On Sun, 7 Nov 2010 01:49:20 -0600
Richard A Steenbergen <ras at e-gerbil.net> wrote:

> On Sun, Nov 07, 2010 at 08:02:28AM +0100, Mans Nilsson wrote:
> > 
> > The only reason to use (10)GE for transmission in WAN is the 
> > completely baroque price difference in interface pricing. With todays 
> > line rates, the components and complexity of a line card are pretty 
> > much equal between SDH and GE. There is no reason to overcharge for 
> > the better interface except because they (all vendors do this) can.
> 
> To be fair, there are SOME legitimate reasons for a cost difference. For 
> example, ethernet has very high overhead on small packets and tops out 
> at 14.8Mpps over 10GE, whereas SONET can do 7 bytes of overhead for your 
> PPP/HDLC and FCS etc and easily end up doing well over 40Mpps of IP 
> packets. The cost of the lookup ASIC that only has to support the 
> Ethernet link is going to be a lot cheaper, or let you handle a lot more 
> links on the same chip.
> 
> At this point it's only half price gouging of the silly telco customers 
> with money to blow. There really are significant cost savings for the 
> vendors in using the more popular and commoditized technology, even 
> though it may be technically inferior. Think of it like the old IDE vs 
> SCSI wars, when enough people get onboard with the cheaper interior 
> technology, eventually they start shoehorning on all the features and 
> functionality that you wanted from the other one in the first place. :)
> 

That sounds a lot like the "Worse is Better" argument

The Rise of ``Worse is Better''
http://www.jwz.org/doc/worse-is-better.html

This quote would be quite applicable to Ethernet -

"The lesson to be learned from this is that it is often undesirable to
go for the right thing first.
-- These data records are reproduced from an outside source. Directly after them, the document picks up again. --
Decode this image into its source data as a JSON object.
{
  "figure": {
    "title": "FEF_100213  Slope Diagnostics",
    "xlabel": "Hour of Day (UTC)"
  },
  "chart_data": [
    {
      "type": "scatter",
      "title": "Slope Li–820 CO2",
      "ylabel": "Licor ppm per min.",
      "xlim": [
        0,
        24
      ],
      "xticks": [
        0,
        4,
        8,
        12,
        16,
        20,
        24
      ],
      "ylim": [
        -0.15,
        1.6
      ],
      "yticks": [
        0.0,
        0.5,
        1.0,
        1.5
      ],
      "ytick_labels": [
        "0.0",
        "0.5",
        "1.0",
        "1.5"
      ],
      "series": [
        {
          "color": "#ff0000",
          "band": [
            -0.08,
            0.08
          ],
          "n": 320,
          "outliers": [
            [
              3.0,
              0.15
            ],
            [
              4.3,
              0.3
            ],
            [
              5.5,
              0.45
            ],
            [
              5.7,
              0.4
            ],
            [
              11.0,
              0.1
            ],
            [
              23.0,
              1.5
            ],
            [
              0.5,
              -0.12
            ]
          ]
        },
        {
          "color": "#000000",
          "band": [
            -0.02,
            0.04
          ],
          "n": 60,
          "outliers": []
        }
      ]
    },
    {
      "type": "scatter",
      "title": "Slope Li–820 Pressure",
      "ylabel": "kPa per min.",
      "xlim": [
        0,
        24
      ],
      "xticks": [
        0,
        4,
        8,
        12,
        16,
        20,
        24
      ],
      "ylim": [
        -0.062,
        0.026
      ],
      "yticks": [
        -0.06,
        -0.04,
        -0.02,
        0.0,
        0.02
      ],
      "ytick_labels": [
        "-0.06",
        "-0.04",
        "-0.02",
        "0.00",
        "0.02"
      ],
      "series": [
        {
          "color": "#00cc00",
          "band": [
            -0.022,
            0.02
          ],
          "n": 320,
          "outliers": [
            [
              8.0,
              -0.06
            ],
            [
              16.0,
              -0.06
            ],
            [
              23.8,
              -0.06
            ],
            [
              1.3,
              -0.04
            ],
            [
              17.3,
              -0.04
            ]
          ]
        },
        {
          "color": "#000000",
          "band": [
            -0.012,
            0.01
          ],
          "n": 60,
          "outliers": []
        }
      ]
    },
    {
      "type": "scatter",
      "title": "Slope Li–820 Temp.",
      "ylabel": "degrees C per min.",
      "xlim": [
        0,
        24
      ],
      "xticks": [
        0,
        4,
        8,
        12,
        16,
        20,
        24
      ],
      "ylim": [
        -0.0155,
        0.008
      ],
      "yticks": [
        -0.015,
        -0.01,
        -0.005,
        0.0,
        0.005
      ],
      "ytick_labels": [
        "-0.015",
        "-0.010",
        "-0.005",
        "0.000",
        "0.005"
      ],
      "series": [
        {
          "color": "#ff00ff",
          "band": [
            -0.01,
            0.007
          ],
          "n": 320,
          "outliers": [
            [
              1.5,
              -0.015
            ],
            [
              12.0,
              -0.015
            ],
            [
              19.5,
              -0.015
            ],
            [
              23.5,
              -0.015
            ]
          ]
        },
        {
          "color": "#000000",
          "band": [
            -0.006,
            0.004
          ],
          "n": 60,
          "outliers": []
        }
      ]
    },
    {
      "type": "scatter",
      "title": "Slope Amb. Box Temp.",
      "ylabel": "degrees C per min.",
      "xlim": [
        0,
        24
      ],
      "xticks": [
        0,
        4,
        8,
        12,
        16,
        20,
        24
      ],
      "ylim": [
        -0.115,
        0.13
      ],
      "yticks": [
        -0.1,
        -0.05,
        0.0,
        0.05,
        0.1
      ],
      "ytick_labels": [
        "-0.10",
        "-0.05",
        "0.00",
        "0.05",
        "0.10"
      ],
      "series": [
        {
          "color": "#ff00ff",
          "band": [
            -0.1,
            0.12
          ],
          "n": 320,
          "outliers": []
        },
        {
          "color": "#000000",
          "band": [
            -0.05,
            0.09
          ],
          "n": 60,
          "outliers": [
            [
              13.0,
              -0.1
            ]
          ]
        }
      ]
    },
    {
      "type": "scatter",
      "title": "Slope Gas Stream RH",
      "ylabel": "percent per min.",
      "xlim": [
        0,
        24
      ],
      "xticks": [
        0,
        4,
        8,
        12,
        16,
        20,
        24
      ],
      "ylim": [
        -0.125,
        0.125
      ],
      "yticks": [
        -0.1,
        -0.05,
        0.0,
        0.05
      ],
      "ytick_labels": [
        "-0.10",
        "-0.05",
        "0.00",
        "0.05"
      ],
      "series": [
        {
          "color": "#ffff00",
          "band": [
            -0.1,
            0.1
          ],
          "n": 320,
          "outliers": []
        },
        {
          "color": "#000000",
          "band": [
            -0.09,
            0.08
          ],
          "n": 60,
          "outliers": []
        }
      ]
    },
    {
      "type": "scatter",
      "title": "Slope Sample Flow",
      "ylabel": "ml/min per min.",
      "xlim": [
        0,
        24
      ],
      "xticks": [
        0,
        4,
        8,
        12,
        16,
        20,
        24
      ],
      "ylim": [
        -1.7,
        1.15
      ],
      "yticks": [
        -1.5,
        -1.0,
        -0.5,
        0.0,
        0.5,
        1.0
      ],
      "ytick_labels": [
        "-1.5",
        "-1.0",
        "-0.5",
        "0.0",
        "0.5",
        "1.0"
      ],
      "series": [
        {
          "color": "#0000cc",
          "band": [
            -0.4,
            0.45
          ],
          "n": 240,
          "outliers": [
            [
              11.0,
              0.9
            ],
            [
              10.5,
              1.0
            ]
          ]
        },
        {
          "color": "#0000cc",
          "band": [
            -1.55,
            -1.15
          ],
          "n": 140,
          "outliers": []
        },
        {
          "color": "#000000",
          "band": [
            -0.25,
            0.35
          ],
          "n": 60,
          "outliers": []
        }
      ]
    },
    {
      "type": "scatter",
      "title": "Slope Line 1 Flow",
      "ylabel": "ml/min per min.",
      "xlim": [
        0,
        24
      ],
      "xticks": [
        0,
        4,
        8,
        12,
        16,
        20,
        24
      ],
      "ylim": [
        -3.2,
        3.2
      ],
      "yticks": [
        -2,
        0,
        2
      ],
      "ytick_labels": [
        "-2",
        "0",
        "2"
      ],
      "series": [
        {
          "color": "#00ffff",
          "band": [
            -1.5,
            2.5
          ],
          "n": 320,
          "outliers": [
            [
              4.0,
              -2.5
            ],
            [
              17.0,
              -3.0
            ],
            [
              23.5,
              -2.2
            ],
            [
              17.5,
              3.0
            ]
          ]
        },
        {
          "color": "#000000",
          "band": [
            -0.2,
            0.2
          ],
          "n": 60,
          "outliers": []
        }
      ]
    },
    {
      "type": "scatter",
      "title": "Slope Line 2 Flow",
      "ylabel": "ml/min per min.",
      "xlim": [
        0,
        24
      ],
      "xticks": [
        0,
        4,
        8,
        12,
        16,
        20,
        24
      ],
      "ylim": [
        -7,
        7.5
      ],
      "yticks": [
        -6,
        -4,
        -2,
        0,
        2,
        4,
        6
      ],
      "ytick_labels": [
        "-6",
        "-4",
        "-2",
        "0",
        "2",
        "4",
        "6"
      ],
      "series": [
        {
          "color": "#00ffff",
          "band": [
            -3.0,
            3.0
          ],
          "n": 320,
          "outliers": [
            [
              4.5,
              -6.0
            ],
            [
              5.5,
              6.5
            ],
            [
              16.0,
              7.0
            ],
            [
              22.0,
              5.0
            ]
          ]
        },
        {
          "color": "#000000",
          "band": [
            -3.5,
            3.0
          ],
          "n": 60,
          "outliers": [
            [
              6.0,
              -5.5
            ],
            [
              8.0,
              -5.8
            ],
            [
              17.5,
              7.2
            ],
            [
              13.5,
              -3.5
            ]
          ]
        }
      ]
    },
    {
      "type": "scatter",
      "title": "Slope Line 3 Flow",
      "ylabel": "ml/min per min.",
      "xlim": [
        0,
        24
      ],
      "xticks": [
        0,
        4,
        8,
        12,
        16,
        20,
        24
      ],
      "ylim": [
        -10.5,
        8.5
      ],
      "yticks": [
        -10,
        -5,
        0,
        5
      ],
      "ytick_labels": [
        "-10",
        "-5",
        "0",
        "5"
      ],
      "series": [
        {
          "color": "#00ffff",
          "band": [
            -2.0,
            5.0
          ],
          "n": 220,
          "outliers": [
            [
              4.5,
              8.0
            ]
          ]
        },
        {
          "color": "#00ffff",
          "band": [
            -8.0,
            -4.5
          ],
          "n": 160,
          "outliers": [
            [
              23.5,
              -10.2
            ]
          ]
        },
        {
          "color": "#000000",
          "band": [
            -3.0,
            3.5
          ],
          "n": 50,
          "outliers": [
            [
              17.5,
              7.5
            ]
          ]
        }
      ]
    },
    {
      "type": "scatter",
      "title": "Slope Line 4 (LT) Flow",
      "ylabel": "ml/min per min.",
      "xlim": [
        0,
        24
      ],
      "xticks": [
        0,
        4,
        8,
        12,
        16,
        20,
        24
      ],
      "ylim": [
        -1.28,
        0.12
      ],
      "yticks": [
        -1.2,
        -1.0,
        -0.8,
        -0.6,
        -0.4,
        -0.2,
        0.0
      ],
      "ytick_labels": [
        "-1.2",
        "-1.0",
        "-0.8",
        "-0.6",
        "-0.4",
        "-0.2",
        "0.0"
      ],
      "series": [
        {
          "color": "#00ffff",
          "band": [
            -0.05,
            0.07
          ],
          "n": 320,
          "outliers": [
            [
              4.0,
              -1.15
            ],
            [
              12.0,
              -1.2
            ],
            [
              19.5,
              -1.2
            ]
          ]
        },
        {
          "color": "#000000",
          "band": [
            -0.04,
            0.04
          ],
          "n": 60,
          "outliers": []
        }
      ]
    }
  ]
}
It is better to get half of the right
thing available so that it spreads like a virus. Once people are hooked
on it, take the time to improve it to 90% of the right thing."

I think ethernet gaining OAM would be an example of improving to
90% of the right thing (15 or so years after being invented and
deployed), while those technologies that tried to be right from the
outset (token ring, ATM etc.) have or are disappearing.